O cronista do jornal The Washington Post foi estrangulado e esquartejado em 2 de outubro de 2018 no consulado saudita da capital turca, onde esteve para buscar os documentos necessários para seu casamento. O princípe herdeiro desmentiu qualquer tipo de envolvimento no crime, apesar de assumir sua "responsabilidade" como dirigente do país. "Todas as investigações internacionais apontam para a responsabilidade de Mohammed bin Salman no assassinato", reiterou Cengiz.

A visita do príncipe herdeiro saudita a Paris é a primeira na Europa desde o assassinato do jornalista, apesar dos protestos dos defensores de direitos humanos, que a consideram "inapropriada." "A visita de MBS à França, ou a visita de Joe Biden à Arábia Saudita, não muda em nada o fato de que ele seja um assassino", comentou Agnès Callamard, ex-relatora especial da ONU sobre execuções extrajudiciais que investigou o assassinato do jornalista. Callamard denunciou os "dois pesos e duas medidas" em relação ao príncipe saudita, já que "muitos" dos líderes mundiais "expressaram sua condenação" do assassinato e "se comprometeram a não integrar MBS na comunidade internacional".

Várias ONGs - entre elas a Democracy for the Arab World Now (DAWN), criada por Khashoggi - apresentaram nesta quinta uma denúncia em Paris contra Bin Salman por cumplicidade em torturas e desaparecimento forçado, anunciaram estas organizações e seu advogado francês. "O jornalista saudita havia pedido o fim da 'cruel' guerra no Iêmen para que a 'dignidade' do reino fosse devolvida. Além disso, havia denunciado as novas ondas de detenções na Arábia Saudita em 2017, após a ascensão do príncipe herdeiro", lembrou a ONG Repórteres Sem Fronteiras (RSF), em um comunicado.

Retorno à cena internacional

O encontro entre Bin Salman e o presidente francês marca o retorno na cena internacional do dirigente saudita, que se reuniu com o presidente americano, Joe Biden, há duas semanas.

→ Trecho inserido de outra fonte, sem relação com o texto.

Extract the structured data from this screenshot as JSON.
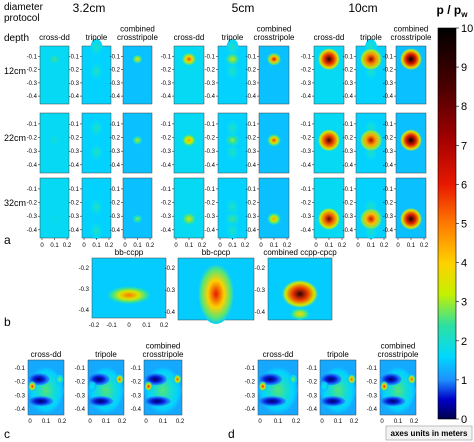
{
  "header": {
    "diameter": "diameter",
    "protocol": "protocol",
    "depth": "depth",
    "groups": [
      "3.2cm",
      "5cm",
      "10cm"
    ]
  },
  "columns": [
    "cross-dd",
    "tripole",
    "combined\ncrosstripole"
  ],
  "rows": [
    "12cm",
    "22cm",
    "32cm"
  ],
  "panels": {
    "a": "a",
    "b": "b",
    "c": "c",
    "d": "d"
  },
  "panel_b": {
    "titles": [
      "bb-ccpp",
      "bb-cpcp",
      "combined ccpp-cpcp"
    ]
  },
  "panel_cd": {
    "titles": [
      "cross-dd",
      "tripole",
      "combined\ncrosstripole"
    ]
  },
  "axes": {
    "grid_yticks": [
      "-0.1",
      "-0.2",
      "-0.3",
      "-0.4"
    ],
    "grid_xticks": [
      "0",
      "0.1",
      "0.2"
    ],
    "b_yticks": [
      "-0.2",
      "-0.3",
      "-0.4"
    ],
    "b_xticks": [
      "-0.2",
      "-0.1",
      "0",
      "0.1",
      "0.2"
    ],
    "units_note": "axes units in meters"
  },
  "colorbar": {
    "title": "p / p",
    "title_sub": "w",
    "ticks": [
      "0",
      "1",
      "2",
      "3",
      "4",
      "5",
      "6",
      "7",
      "8",
      "9",
      "10"
    ],
    "min": 0,
    "max": 10,
    "colormap": "jet (navy-blue-cyan-yellow-red-dark red-black)"
  },
  "chart_data": {
    "type": "heatmap",
    "title": "",
    "xlabel": "",
    "ylabel": "",
    "colorbar_range": [
      0,
      10
    ],
    "note": "axes units in meters",
    "grid_a": {
      "diameters": [
        "3.2cm",
        "5cm",
        "10cm"
      ],
      "depths": [
        "12cm",
        "22cm",
        "32cm"
      ],
      "protocols": [
        "cross-dd",
        "tripole",
        "combined crosstripole"
      ],
      "peak_depth_m": [
        -0.12,
        -0.22,
        -0.32
      ],
      "peak_value": [
        [
          [
            2.5,
            1.6,
            4
          ],
          [
            5.5,
            3.5,
            6.5
          ],
          [
            9,
            7.5,
            10
          ]
        ],
        [
          [
            2,
            1.6,
            3.5
          ],
          [
            4.5,
            3,
            5.5
          ],
          [
            8.5,
            7,
            10
          ]
        ],
        [
          [
            1.8,
            1.5,
            3
          ],
          [
            3.5,
            2.5,
            4.5
          ],
          [
            8,
            6.5,
            9.5
          ]
        ]
      ]
    },
    "panel_b": {
      "maps": [
        "bb-ccpp",
        "bb-cpcp",
        "combined ccpp-cpcp"
      ],
      "peak_depth_m": [
        -0.3,
        -0.27,
        -0.28
      ],
      "peak_value": [
        5,
        6,
        9
      ]
    },
    "panel_c": {
      "maps": [
        "cross-dd",
        "tripole",
        "combined crosstripole"
      ]
    },
    "panel_d": {
      "maps": [
        "cross-dd",
        "tripole",
        "combined crosstripole"
      ]
    }
  }
}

A primeira-ministra francesa, Élisabeth Borne, declarou que a visita do príncipe saudita não "coloca em dúvida o compromisso da França com os direitos humanos". A questão deve ser abordada durante o jantar dos dois dirigentes, que também devem discutir sobre a questão energética e nuclear, segundo o Palácio do Eliseu.

Apesar do histórico de abusos de direitos humanos da Arábia Saudita, muitas potências ocidentais veem Riade como um parceiro crucial em questões de energia, de defesa e por sua firme oposição ao Irã. "Aparentemente, MBS pode contar com Emmanuel Macron para reabilitá-lo no cenário internacional, apesar da morte atroz do jornalista Jamal Khashoggi, a repressão implacável das autoridades sauditas a quaisquer críticos e os crimes de guerra no Iêmen", lamentou Bénédicte Jeannerod, da ONG Vigilância dos Direitos Humanos.

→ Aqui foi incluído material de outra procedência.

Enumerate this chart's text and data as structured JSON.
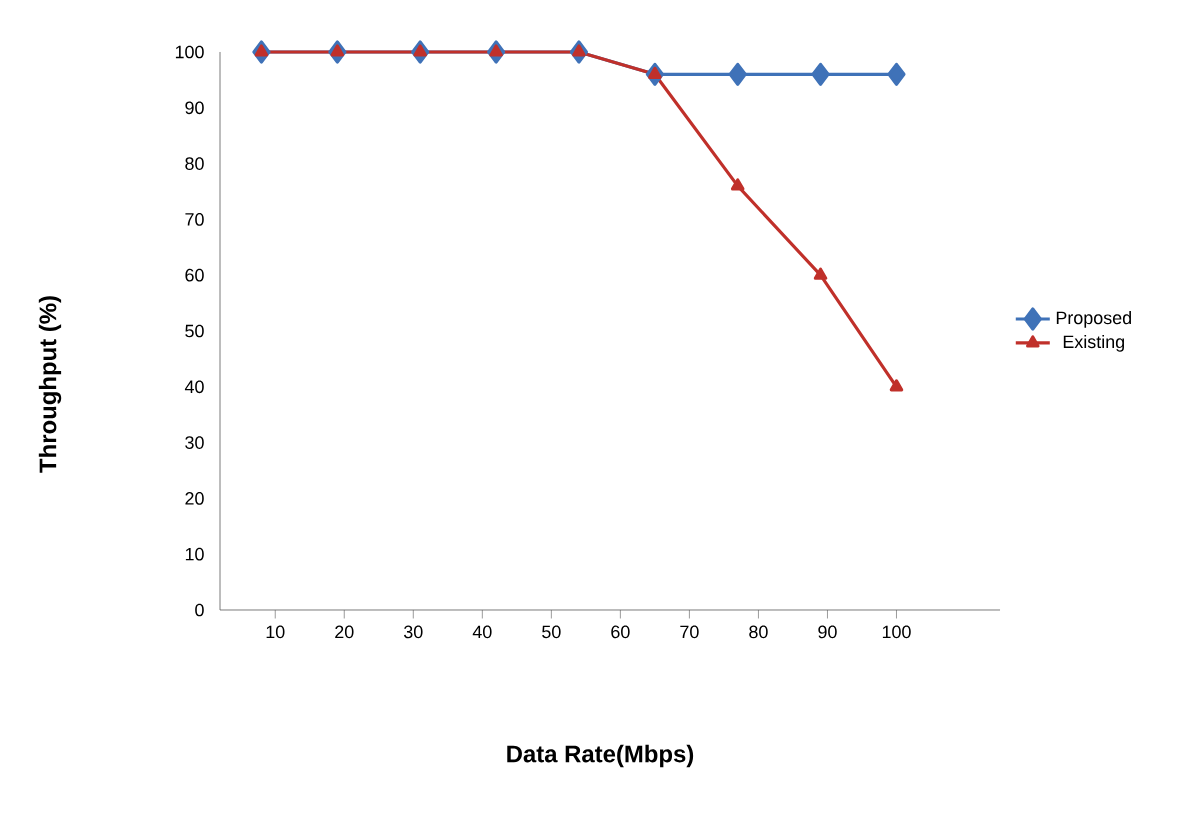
{
  "chart_data": {
    "type": "line",
    "xlabel": "Data Rate(Mbps)",
    "ylabel": "Throughput (%)",
    "xlim": [
      2,
      115
    ],
    "xticks": [
      10,
      20,
      30,
      40,
      50,
      60,
      70,
      80,
      90,
      100
    ],
    "ylim": [
      0,
      100
    ],
    "yticks": [
      0,
      10,
      20,
      30,
      40,
      50,
      60,
      70,
      80,
      90,
      100
    ],
    "legend": "right",
    "series": [
      {
        "name": "Proposed",
        "color": "#3f72b8",
        "marker": "diamond",
        "x": [
          8,
          19,
          31,
          42,
          54,
          65,
          77,
          89,
          100
        ],
        "values": [
          100,
          100,
          100,
          100,
          100,
          96,
          96,
          96,
          96
        ]
      },
      {
        "name": "Existing",
        "color": "#c0302a",
        "marker": "triangle",
        "x": [
          8,
          19,
          31,
          42,
          54,
          65,
          77,
          89,
          100
        ],
        "values": [
          100,
          100,
          100,
          100,
          100,
          96,
          76,
          60,
          40
        ]
      }
    ]
  }
}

Macron se encontrou com Bin Salman na Arábia Saudita em dezembro de 2021 e, nos últimos dias, também recebeu em Paris dois líderes aliados da Arábia Saudita: o egípcio Abdul Fatah al-Sissi e Mohamed bin Zayed, dos Emirados Árabes Unidos. Além disso, o presidente francês viajou para Guiné-Bissau, Camarões e Benin, três países africanos que não são vistos como democracias exemplares.

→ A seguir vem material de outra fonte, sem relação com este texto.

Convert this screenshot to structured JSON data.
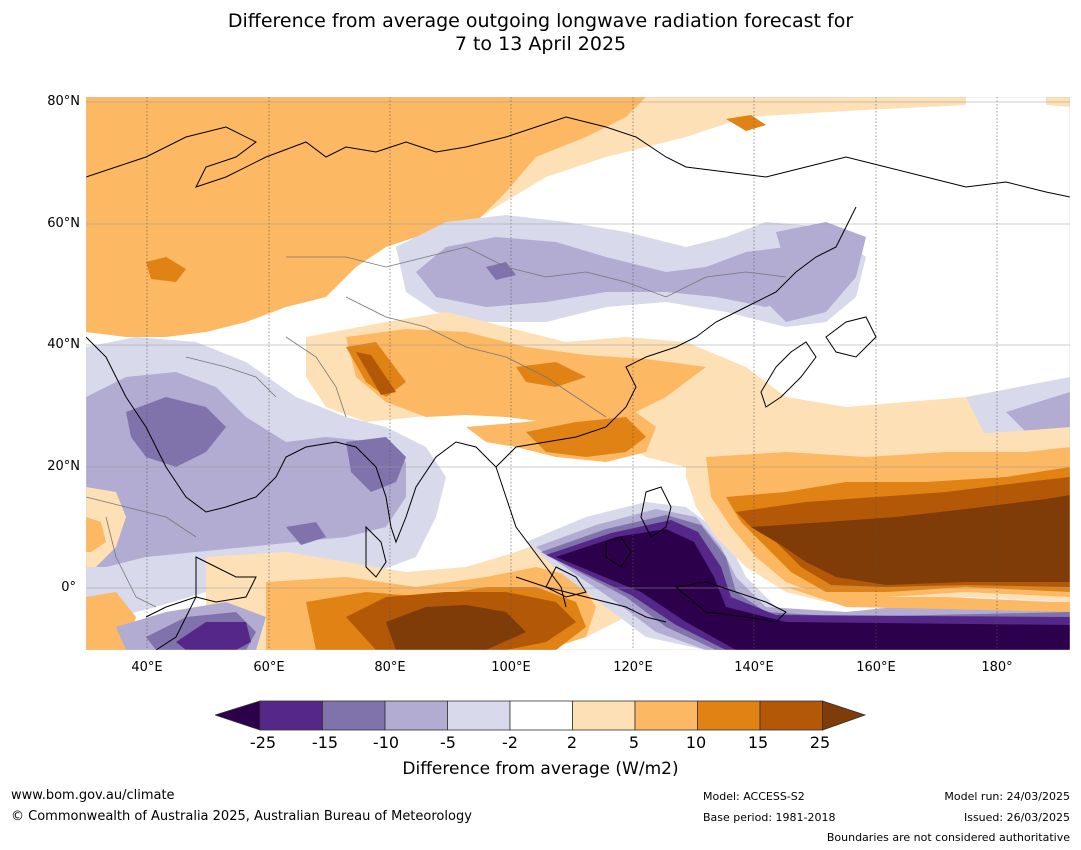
{
  "title_line1": "Difference from average outgoing longwave radiation forecast for",
  "title_line2": "7 to 13 April 2025",
  "lat_labels": [
    "80°N",
    "60°N",
    "40°N",
    "20°N",
    "0°"
  ],
  "lon_labels": [
    "40°E",
    "60°E",
    "80°E",
    "100°E",
    "120°E",
    "140°E",
    "160°E",
    "180°"
  ],
  "colorbar": {
    "ticks": [
      "-25",
      "-15",
      "-10",
      "-5",
      "-2",
      "2",
      "5",
      "10",
      "15",
      "25"
    ],
    "colors": [
      "#2d004b",
      "#542788",
      "#8073ac",
      "#b2abd2",
      "#d8daeb",
      "#ffffff",
      "#fee0b6",
      "#fdb863",
      "#e08214",
      "#b35806",
      "#7f3b08"
    ],
    "label": "Difference from average (W/m2)"
  },
  "footer": {
    "url": "www.bom.gov.au/climate",
    "copyright": "© Commonwealth of Australia 2025, Australian Bureau of Meteorology",
    "model": "Model: ACCESS-S2",
    "base_period": "Base period: 1981-2018",
    "model_run": "Model run: 24/03/2025",
    "issued": "Issued: 26/03/2025",
    "boundaries": "Boundaries are not considered authoritative"
  }
}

Desde o início da ofensiva russa na Ucrânia, os países ocidentais tentam que a Arábia Saudita, principal exportador de petróleo bruto, aumente sua produção para aliviar os mercados e limitar a inflação. Mas Riade resiste à pressão, evocando os compromissos assumidos com a Organização dos Países Exportadores de Petróleo e seus aliados (OPEP+), liderada conjuntamente por Arábia Saudita e Rússia.